2 Add another onion to the centre of the bunch, then braid the stalks (and string) in the same way you would braid hair.

3 Place two more (slightly smaller) onions on either side of the middle one, with their stalks crossed.

4 Keep braiding the stalks and adding onions in a one-then-two pattern. When finished, tie off the top of the bundle.

5 Hang your finished braid in a cool, dry place and enjoy garden-harvested onions all season long.

FARM FRESH
Visit these local producers to get great seasonal ingredients.

Apples: Attracted 2 Apples, Fort Saskatchewan
Pick many unique varieties in the 800-tree orchard.

MORE TO READ
Four roadside restaurants that are worth discovering

Strawberries: Broxburn Vegetables, Lethbridge
Yes, this farm’s u-pick fields yield sweet berries until the first frost.
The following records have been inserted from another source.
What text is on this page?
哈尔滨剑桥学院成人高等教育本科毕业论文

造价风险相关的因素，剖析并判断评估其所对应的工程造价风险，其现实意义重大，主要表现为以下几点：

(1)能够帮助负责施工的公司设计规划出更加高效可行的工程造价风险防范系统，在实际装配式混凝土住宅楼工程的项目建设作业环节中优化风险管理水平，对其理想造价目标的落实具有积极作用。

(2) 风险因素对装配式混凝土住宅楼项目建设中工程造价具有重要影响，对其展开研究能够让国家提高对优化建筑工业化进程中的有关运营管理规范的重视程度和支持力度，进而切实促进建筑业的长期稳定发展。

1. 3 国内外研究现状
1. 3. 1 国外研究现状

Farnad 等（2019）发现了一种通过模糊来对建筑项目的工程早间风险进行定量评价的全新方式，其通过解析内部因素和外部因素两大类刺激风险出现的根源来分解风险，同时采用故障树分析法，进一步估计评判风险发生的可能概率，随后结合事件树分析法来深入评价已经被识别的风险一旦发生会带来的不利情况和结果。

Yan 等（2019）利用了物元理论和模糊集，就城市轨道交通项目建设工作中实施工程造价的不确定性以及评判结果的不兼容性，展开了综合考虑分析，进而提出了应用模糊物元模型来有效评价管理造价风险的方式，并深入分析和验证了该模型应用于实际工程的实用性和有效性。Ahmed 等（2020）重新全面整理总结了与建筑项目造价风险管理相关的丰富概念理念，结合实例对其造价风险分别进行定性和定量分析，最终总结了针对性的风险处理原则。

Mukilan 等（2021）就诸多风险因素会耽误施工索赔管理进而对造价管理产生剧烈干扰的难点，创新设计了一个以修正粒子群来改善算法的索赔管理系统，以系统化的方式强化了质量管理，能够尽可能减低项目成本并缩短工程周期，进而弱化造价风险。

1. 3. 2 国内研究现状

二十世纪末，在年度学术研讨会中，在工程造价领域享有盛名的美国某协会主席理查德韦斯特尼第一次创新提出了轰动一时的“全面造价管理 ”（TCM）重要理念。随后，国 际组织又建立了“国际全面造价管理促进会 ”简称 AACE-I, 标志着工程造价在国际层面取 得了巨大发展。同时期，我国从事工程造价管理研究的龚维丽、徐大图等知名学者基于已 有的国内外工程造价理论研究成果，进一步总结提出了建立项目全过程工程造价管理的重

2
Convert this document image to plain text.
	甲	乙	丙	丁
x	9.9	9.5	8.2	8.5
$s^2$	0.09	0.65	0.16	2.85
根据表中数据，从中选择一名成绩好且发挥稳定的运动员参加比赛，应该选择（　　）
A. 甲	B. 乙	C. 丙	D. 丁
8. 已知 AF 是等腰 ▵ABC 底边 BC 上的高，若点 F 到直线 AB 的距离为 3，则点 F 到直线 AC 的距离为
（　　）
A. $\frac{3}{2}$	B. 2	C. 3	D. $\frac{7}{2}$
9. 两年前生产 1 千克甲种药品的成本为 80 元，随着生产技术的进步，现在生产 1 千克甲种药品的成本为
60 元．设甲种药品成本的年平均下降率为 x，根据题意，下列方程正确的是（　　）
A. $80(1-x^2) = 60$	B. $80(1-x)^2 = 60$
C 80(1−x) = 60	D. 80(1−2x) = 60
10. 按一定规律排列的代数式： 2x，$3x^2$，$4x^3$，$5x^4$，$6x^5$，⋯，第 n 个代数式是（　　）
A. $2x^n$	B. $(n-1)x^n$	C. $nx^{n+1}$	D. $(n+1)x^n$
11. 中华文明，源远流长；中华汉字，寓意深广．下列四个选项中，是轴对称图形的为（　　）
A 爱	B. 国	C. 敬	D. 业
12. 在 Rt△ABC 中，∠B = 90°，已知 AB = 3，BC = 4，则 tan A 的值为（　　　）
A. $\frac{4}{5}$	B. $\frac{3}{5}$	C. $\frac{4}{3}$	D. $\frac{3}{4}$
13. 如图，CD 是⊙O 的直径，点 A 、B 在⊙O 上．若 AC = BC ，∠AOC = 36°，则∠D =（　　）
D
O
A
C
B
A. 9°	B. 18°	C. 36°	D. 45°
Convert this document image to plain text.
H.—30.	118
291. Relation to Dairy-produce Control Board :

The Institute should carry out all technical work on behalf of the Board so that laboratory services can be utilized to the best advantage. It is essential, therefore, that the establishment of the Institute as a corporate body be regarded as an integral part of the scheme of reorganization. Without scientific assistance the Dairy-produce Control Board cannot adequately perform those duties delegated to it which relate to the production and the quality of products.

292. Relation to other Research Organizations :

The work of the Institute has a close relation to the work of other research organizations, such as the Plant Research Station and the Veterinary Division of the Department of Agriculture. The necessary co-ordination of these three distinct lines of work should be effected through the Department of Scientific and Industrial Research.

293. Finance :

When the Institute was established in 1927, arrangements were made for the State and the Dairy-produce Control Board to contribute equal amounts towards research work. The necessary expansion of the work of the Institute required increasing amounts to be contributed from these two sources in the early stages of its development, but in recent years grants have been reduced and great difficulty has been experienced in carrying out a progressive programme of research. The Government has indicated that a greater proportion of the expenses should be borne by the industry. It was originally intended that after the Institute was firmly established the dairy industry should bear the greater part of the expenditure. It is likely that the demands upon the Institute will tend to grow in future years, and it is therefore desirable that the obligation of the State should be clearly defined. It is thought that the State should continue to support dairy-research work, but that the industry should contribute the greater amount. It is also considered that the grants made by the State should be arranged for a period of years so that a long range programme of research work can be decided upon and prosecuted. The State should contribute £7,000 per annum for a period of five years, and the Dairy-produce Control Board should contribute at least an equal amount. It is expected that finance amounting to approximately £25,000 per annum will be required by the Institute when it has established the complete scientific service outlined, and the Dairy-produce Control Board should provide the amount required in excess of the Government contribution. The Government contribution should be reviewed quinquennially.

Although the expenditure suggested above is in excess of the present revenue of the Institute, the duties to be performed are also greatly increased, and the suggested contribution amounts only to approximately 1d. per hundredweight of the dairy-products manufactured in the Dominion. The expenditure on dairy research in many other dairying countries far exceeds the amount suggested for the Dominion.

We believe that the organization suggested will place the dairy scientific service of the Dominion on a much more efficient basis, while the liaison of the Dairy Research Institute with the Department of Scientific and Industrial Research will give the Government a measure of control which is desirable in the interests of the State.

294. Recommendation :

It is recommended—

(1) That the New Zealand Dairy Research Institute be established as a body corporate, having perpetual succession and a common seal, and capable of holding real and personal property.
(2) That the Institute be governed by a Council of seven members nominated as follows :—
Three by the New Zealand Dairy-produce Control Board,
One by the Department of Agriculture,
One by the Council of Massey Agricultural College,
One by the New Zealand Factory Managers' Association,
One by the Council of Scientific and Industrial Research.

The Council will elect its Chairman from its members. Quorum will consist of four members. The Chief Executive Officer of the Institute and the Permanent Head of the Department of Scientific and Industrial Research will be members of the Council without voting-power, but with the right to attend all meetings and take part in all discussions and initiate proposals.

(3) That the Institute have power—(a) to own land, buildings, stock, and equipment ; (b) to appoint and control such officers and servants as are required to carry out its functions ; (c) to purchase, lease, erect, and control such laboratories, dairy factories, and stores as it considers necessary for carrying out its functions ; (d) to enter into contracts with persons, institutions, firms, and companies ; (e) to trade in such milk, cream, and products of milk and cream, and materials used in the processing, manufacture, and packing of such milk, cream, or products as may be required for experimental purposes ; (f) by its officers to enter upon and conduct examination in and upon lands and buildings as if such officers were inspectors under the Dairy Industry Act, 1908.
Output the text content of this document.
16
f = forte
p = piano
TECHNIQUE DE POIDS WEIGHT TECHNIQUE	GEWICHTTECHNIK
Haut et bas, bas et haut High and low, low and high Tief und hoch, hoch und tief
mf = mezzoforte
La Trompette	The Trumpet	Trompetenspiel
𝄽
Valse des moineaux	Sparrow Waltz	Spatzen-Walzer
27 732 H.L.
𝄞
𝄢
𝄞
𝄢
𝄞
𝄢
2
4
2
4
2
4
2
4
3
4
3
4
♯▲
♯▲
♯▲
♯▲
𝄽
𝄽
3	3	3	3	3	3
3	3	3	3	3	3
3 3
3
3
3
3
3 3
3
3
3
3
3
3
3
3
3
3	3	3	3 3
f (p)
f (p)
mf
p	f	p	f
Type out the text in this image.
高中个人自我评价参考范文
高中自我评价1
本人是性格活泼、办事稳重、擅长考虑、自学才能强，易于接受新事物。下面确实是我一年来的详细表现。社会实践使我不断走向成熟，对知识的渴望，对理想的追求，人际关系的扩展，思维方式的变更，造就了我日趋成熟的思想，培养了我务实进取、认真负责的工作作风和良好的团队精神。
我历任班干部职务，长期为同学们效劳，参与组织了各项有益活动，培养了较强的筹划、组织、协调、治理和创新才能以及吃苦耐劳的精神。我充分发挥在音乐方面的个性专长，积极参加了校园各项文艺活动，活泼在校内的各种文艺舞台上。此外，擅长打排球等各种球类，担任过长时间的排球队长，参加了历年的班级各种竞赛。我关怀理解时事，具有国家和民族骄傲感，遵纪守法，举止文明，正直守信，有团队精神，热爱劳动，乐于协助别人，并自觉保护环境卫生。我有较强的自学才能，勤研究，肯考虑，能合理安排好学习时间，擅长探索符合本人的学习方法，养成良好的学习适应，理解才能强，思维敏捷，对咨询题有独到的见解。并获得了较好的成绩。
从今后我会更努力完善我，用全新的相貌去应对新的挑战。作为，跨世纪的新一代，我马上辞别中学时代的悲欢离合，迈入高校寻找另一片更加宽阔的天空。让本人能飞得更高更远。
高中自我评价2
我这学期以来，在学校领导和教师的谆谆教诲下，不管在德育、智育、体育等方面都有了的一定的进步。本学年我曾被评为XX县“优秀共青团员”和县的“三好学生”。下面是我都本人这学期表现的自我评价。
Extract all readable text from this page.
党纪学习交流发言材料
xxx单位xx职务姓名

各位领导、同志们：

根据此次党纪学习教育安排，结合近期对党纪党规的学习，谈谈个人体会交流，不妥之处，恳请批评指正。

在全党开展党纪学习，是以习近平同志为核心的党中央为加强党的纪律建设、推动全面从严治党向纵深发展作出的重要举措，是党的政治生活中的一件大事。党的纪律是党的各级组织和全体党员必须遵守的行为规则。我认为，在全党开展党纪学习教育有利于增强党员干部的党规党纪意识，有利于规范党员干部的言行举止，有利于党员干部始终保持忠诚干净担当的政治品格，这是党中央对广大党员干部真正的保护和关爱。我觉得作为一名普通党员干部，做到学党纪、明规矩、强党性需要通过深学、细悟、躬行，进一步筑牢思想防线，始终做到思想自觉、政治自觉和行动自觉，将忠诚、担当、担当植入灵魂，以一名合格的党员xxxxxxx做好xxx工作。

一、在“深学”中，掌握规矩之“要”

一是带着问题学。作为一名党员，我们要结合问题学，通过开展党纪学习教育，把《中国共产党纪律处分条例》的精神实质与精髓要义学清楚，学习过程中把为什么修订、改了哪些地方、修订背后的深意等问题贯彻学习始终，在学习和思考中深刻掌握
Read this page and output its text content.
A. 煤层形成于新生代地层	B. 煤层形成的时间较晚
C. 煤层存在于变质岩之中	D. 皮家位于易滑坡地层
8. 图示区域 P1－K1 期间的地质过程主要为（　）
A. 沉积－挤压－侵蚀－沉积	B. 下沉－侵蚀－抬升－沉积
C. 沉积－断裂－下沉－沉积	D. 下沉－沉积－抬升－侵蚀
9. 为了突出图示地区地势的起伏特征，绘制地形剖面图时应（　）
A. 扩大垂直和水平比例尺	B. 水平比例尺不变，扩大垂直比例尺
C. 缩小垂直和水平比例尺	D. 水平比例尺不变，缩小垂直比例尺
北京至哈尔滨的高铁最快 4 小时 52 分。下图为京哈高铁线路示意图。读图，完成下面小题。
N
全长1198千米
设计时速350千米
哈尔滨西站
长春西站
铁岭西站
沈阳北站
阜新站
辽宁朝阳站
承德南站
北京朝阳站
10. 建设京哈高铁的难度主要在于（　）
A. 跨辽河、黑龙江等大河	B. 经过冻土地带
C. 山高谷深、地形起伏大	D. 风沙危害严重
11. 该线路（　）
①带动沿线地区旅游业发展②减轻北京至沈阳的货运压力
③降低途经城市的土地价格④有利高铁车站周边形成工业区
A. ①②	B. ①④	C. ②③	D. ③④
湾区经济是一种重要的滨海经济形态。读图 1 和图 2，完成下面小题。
Potatoes: Eagle Creek Farm, Bowden
Dig up 10 or more types of potato from the garden. No boring super-market tubers here!

Pork: Irvings Farm Fresh, Round Hill
Meat from free-range Berkshire pigs is the highlight at this farm’s new retail store.

alberta farming pumpkin patch
photo: The Jungle Farm

PERFECT PICK
Leona Staples, co-owner of the Jungle Farm in Red Deer, tells us how to choose a great pumpkin—and keep it fresh for Halloween.

• Pick as late as possible. At the farm, we wait for the first frost to kill the big leaves.

• A good pumpkin should be firm; soft spots will start to go bad.

• Don’t worry if the pumpkin’s partially green. It’ll eventually turn orange if you place it in a sunny, warm spot.

• Store your pumpkin in a dry place and it should keep for months.

• Jack-o’-lantern pumpkins differ from pie pumpkins, which have drier, thicker, sweeter flesh.

Pick your own pumpkins at the Jungle Farm until the first frost. After that, they’re available at the farm store until October 28.